Entre 2013 et 2014, Madame Camara s’installe définitivement à Conakry. D’abord à Sonfonia, dans la commune de Ratoma, puis en 2016 elle occupe cet espace appartenant à l’État, situé à Tombo dans la commune de Kaloum, où elle continue d’exercer sa passion. Son installation à cet endroit n’a non plus été facile. « Je suis venu ici. J’ai trouvé qu’il y avait plein d’ordures. Tout le monde avait abandonné les lieux. Je suis allée à la commune, puis au gouvernorat. Ils sont venus regarder et m’ont dit qu’ils ne peuvent pas ramasser les ordures. Je me suis engagée à assainir les lieux. Avec une brouette, mes bottes et mon masque, j’ai dégagé les ordures », explique-t-elle.
Mis à part un ancien ministre guinéen de l’Enseignement technique et de la Formation professionnelle et un autre de ses amis, Djessira Diabaté n’aurait su compter que sur une seule personne : l’élue de son cœur. Grâce à ce dernier, madame a trouvé peu de difficultés à éduquer ses enfants. « Le premier diplôme que j’avais eu, il n’y avait personne pour m’encourager. Voir une femme menuisière, une fille menuisière, personne ne m’encourageait, sauf mon mari. C’était le seul à me supporter. Il m’a donné le temps de faire ce métier. Donc, je n’ai pas eu de difficulté avec les enfants. Parce que même après sa mort, mes enfants, on se concerte sur tout », se félicite la mère de quatre enfants (deux filles et deux garçons).

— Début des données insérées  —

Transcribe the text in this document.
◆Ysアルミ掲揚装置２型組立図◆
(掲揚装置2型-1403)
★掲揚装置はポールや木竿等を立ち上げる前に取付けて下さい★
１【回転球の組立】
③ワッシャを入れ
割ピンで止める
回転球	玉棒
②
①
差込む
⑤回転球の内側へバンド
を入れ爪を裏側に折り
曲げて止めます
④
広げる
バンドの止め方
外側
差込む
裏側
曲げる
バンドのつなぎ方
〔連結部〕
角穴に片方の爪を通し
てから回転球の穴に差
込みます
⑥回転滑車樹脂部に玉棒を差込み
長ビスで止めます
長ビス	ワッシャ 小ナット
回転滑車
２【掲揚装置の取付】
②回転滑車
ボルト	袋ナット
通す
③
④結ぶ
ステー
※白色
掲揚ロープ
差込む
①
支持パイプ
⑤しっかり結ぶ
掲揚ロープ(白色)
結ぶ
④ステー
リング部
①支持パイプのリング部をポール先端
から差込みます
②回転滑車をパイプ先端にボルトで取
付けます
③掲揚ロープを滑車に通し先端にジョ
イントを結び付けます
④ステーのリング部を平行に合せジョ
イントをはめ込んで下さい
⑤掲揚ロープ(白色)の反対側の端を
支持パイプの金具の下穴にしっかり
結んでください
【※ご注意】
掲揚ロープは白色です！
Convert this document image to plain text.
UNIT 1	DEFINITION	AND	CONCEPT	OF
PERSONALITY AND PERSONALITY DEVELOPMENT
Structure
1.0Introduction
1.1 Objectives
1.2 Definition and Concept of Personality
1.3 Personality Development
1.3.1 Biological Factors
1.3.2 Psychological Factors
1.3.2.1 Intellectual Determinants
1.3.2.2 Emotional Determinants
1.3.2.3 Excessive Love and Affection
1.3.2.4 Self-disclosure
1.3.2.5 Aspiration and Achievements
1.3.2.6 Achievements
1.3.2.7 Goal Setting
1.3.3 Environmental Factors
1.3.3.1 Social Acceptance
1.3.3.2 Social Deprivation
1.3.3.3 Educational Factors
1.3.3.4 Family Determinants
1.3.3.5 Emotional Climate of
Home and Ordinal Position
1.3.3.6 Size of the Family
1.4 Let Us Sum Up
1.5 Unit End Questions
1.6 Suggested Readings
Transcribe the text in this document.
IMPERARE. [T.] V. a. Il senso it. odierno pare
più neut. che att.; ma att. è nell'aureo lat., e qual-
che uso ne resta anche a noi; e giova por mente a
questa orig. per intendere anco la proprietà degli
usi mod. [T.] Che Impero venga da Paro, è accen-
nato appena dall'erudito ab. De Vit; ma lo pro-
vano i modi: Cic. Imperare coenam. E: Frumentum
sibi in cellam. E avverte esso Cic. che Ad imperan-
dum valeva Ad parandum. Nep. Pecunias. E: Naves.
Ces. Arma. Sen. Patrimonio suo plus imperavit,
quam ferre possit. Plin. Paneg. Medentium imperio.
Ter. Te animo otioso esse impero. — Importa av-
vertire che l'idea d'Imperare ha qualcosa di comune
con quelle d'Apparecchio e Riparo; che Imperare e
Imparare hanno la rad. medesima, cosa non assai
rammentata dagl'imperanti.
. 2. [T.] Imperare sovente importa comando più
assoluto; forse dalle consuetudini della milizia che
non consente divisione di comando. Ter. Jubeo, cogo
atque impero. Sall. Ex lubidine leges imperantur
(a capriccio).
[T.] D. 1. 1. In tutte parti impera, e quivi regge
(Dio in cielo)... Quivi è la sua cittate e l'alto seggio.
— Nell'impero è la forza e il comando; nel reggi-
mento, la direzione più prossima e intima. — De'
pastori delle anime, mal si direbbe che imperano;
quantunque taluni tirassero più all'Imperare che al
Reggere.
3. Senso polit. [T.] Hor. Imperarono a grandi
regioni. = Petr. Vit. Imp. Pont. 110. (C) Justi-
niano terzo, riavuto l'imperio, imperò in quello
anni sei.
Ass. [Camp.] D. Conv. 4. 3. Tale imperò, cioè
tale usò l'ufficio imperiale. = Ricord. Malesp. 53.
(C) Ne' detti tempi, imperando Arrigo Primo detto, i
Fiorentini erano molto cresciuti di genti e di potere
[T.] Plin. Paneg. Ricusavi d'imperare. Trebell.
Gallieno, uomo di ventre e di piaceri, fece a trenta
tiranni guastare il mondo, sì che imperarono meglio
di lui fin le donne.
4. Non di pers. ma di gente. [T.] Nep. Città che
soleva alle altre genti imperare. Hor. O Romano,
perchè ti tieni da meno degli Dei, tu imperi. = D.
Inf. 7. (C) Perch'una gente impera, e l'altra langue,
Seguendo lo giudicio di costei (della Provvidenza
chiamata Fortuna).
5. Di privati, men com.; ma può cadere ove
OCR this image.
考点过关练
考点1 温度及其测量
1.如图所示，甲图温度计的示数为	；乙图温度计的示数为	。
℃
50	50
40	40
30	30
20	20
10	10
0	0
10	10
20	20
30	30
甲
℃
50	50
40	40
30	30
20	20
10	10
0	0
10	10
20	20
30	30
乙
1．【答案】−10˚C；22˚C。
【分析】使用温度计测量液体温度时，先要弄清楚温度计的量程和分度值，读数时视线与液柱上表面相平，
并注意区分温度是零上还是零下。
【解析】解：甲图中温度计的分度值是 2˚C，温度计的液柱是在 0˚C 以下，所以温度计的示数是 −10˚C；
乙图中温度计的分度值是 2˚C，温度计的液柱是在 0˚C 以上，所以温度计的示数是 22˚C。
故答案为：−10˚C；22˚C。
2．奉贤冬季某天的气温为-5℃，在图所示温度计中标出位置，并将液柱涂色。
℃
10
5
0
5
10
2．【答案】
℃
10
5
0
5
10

Avec un tel courage, qui mieux que Djessira Diabaté pour s’adresser aux jeunes filles ? « Ce que je dis à nos filles, c’est d’aimer tout ce qu’elles font dans la vie. Dès que tu aimes, ce que tu fais, tu seras forcément capable de le faire », assure-t-elle.
Mais aujourd’hui, une partie de son atelier de menuiserie, nommé « MandienDjaka Réveil les Femmes et les Jeunes » a été rasée, lors de la vaste opération de récupération des emprises publiques en cours à Conakry et dans certaines villes de l’intérieur du pays.